In the street below, small squads of Murtog’s soldiers were approaching the building. Scourge waited while they launched their first volley of flash and stun grenades, followed by a round of suppressing fire as the soldiers took cover positions near the door. From inside came the sound of blaster carbines as the separatists returned fire.

Moving quickly but calmly, Scourge crossed the rooftop to the hatch built into the center. A few seconds later it swung open and a pair of separatists emerged—snipers coming to the roof to take a position on the attackers below.

Scourge hacked down the first with his lightsaber, then grabbed the second by the scruff of his collar and yanked him off his feet. The young human looked at him with abject horror, his panic so great that he never even thought to raise his weapon.

The Sith Lord fed on the man’s fear, savoring it as the heat of the dark side rushed through him. Effortlessly toting the sniper along, he took three quick steps toward the rooftop’s edge, then hurled the man over. The sniper’s terrified scream was cut short a second later by his fatal impact with the ground below.

Scourge turned and raced back to the open hatch. He could hear frenzied shouts and blasterfire. An instant later an explosion rocked the entire building, followed by several seconds of silence. Another round of blasterfire and shouting confirmed that Murtog’s team had breached the entrance.

Scourge leapt through the hatch leading into the warehouse’s upper floor. There were no interior walls; it consisted of a single massive room. In the far corner a staircase led down to the lower level. A row of mattresses ran along one wall, but the primary purpose of the space seemed to be storage. Crates and footlockers were scattered about, along with a haphazard collection of armor, weapons, and other military equipment. A computer terminal had been set up near the mattresses, along with four blank monitors that would once have shown the images from the security cams on the roof.

Scourge registered all this without conscious thought; his primary focus was on the twenty-odd humans struggling into their combat gear to join the battle downstairs. Unfortunately for them, that was never going to happen.

Like a red wind, Scourge swept through their ranks, slashing left and right, hewing off limbs and decapitating bodies. Violent bursts of the Force picked his victims up and tossed them around like rag dolls, breaking bones and shattering skulls.

The separatists offered virtually no resistance. They had been caught off guard; they hadn’t expected an ambush from the roof. These were not soldiers. They were ordinary men and women who had received only the most basic training when they’d joined the cause. Scourge’s savage and sudden assault, and the bloody carnage he left in his wake, sent them into a panic. He fed on their primal fears.
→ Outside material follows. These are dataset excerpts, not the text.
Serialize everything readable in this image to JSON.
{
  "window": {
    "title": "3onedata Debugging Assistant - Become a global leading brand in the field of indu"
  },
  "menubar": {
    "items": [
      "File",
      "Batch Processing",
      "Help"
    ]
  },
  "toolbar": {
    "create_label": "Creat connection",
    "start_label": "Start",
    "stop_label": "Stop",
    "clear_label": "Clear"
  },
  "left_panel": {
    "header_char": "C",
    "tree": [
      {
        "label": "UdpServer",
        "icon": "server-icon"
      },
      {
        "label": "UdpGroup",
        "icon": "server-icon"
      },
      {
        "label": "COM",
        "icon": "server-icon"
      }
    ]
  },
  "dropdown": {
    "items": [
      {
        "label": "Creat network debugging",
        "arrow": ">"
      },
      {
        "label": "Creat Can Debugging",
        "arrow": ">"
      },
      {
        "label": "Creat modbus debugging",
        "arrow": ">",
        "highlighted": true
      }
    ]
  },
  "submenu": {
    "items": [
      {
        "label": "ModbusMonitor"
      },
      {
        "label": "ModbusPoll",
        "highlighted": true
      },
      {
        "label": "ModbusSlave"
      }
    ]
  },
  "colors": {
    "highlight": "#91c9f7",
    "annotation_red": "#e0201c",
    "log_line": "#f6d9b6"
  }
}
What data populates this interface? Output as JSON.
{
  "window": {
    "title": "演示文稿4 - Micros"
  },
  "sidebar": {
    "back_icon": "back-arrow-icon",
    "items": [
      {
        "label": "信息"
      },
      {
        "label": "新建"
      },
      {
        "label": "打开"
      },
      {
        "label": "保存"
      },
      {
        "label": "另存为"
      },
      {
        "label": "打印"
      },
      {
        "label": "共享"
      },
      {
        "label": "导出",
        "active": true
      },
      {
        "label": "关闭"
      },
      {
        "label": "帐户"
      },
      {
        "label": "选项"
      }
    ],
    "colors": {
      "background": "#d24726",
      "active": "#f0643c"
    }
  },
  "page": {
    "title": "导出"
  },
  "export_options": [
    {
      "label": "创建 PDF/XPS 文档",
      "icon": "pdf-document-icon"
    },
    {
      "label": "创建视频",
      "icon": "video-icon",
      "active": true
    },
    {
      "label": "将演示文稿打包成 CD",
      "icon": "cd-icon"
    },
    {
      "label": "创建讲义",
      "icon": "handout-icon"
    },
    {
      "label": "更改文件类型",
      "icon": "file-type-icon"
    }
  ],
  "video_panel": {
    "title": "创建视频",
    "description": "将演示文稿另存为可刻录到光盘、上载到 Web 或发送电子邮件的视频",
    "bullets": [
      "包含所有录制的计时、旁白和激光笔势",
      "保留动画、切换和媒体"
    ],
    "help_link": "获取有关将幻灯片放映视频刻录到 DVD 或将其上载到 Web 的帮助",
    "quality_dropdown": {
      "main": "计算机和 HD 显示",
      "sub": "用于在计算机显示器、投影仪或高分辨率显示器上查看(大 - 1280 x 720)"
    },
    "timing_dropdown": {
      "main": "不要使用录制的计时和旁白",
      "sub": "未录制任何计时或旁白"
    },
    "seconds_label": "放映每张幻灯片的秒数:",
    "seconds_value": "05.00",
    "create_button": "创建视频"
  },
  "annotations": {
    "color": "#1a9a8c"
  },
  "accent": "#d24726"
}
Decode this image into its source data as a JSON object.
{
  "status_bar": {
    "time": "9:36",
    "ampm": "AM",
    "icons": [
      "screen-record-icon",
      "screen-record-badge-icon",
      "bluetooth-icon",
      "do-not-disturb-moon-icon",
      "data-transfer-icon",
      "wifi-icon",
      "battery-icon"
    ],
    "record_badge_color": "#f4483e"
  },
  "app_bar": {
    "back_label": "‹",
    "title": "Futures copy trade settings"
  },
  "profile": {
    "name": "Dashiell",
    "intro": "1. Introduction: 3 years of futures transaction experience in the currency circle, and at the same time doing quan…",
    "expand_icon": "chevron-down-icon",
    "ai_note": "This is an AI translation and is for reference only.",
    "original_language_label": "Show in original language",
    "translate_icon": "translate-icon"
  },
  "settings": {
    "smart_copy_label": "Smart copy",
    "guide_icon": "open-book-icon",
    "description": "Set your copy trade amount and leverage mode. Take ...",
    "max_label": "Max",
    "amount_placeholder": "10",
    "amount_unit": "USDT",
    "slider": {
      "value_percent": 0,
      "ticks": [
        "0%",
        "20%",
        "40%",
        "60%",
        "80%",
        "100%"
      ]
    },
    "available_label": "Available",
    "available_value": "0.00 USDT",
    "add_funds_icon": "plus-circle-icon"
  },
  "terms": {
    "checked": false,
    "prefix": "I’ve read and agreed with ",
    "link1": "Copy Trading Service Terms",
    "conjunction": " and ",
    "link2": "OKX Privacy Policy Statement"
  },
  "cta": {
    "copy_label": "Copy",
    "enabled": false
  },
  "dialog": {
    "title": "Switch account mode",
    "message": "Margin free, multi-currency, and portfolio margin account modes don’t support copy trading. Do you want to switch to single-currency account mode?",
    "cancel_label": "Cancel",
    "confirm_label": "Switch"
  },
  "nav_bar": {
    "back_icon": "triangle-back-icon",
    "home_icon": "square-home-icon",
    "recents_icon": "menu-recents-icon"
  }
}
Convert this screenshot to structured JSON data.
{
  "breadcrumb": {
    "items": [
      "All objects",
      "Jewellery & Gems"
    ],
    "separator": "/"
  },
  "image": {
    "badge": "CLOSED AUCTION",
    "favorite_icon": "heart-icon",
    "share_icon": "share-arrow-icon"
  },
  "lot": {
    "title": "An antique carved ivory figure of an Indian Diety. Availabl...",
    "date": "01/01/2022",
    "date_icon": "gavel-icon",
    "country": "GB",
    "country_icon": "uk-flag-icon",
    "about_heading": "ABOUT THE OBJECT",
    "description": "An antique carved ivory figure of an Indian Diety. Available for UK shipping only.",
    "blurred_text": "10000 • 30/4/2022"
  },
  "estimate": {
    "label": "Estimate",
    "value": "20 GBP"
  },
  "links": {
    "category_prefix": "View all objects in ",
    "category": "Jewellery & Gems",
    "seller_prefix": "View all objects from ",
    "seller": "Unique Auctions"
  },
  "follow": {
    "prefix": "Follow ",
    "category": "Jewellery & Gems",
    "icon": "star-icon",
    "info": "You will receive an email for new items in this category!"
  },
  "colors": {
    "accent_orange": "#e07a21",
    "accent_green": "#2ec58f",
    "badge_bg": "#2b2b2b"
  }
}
Some he killed, others he left mortally wounded and writhing on the floor, their lives enduring for thirty or forty agonizing seconds while their high-pitched cries of pain fueled his bloodlust.

Had the separatists coordinated their efforts into a focused and organized counterattack they might have been able to challenge him. But they just scattered, running for their lives. Scourge drank in their terror and confusion, and felt the growing power of the dark side. He channeled that power and refocused it, sending it out in waves that rippled across the room, further inciting the panicked retreat of his enemies.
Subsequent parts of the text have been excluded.